Saturday, November 23, 2019

School Dream

So last night I had this
School dream
It was the
First day of school
And I was on time to class
And I was wearing pants
And I found a seat with no problem
And I
Listened to the professor lecture
on
Literature, justice and the law
While taking notes by hand
with a blue pen.
It wasn't stressful at all.
Kind of a good class, actually.
Weird.

Self Aware

This Is Just an Utterly Ordinary Sentence That I Rearranged On Separate Lines And Called A Poem

Wednesday, November 13, 2019

Of Grace and Letting God Work

This last month, Poolesville Presbyterian "did some work," as folks apparently say these days.

In 1880, a black man named George Peck was lynched by a white mob directly across the street from our church sanctuary. In partnership with a coalition of churches, local leaders, and other members of the Poolesville community, our little church hosted a memorial event. There were prayers, meditations on violence and reconciliation, and poems from local students.  Then, a soil collection from the site of the lynching, after which that soil was sent to the Equal Justice Initiative's museum in Montgomery, Alabama.

The day was perfect and beautiful.  There were hundreds in attendance, from our community and from all around the county.  There were news reports, as radio and local television stations shared the event, with coverage on the front of the Washington Post metro section, and other media outlets ranging from the Houston Chronicle to the San Francisco...Chronicle.  The story of what the Iglesia Presbiteriana de Poolesville was doing even made its way into Spanish language media.

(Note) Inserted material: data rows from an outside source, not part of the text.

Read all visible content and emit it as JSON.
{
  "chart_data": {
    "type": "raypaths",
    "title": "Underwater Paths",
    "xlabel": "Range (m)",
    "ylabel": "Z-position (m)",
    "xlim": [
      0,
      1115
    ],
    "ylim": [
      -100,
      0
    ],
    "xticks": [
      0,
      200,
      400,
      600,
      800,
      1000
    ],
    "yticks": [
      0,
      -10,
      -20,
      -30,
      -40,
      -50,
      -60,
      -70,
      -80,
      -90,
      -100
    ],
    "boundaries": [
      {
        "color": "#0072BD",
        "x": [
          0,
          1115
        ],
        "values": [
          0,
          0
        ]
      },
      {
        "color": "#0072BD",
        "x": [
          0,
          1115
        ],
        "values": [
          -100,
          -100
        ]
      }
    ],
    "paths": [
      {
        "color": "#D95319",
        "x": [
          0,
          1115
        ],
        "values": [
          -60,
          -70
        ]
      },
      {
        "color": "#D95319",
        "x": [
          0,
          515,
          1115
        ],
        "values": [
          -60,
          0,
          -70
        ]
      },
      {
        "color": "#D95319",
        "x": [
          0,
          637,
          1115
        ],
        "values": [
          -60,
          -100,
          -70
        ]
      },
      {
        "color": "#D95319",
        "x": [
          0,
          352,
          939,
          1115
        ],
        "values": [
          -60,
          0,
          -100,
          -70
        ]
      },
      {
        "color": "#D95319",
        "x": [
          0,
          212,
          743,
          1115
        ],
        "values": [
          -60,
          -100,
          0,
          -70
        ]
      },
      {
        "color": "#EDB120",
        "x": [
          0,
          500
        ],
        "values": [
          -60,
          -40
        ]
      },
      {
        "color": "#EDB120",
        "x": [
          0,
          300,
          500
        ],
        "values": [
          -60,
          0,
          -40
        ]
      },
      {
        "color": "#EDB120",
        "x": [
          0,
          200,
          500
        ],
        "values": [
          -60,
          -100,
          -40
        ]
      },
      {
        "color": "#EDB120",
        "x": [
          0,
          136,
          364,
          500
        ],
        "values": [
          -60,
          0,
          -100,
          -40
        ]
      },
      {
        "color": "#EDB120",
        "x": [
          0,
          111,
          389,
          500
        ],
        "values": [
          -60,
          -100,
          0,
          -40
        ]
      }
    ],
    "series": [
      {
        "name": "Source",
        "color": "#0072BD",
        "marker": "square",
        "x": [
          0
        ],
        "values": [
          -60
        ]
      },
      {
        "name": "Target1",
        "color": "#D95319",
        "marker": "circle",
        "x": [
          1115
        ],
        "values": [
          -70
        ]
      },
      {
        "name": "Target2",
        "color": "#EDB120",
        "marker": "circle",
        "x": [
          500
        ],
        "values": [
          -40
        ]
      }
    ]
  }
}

It was kind of a Thing, and it was a thing church folks had wrestled with for a bit.  How do we do this?    
We'd thought about it, prayed about it, and considered the event carefully before it began.  What gifts should we bring?  What's the best way to support other organizers of the event?  How do we do this well, and respectfully, and in a way that is both honest and healing and respectful to the best spirit of our community?

Folks from the church stepped up, as we do.  There were snacks, and beverages, and a general sense of supportiveness and welcome that couldn't be missed.

Both I and the elders on Session were of one mind about how the event should be lead.  We needed community folks engaged, and the closer to the heart of our community, the better.  There were many different folks who might be able to provide leadership, but one name kept resurfacing: Pastor Chuck, who leads worship at the nondenominational church in town.  His family goes back a hundred and fifty years in our little town, one of the longest standing black families resident in the area.  They've owned land...a free black family, owning land...since before the Civil War.  And he works in Poolesville.  And he's just a great, spirit-filled, gracious human being.

We all knew he was right for this moment.  This town is "his dirt," as he so viscerally an appropriately described it on that day.  The challenge was twofold.  First, getting him on board, which proved to be as easy as so much of what God intends is easy.  Chuck was all in and called in.  Chuck was fired up.

The second challenge was on me.  It was shutting down those mutters and nibbles of ego that stir whenever an important thing happens, right there in your church, and you realize you're not going to be leading it.  You'd think, as an introvert, that I'd automatically avoid that, but no.  There's always that human tendency to want the light of public affirmation, to want the limelight, to want to overstep or upstage.  I do come from a family of actors, anxious and inward as I am.  What I needed to do was to find the right amount of space, to speak words of welcome and support and move aside, to be sure that the people that are clearly called by God to a moment were right where God wanted them to be.  

Which, praise the Lord, was just what happened.  

That challenge to both be present and make space is one that rests on every moment of our lives.  We're called to both live out our gifts into the world and lift up others.  The first requires that we overcome our fears.  The second, that we overcome our desire for control.

Neither is particularly easy, but both are necessary as we seek to live out God's gracious work of reconciliation.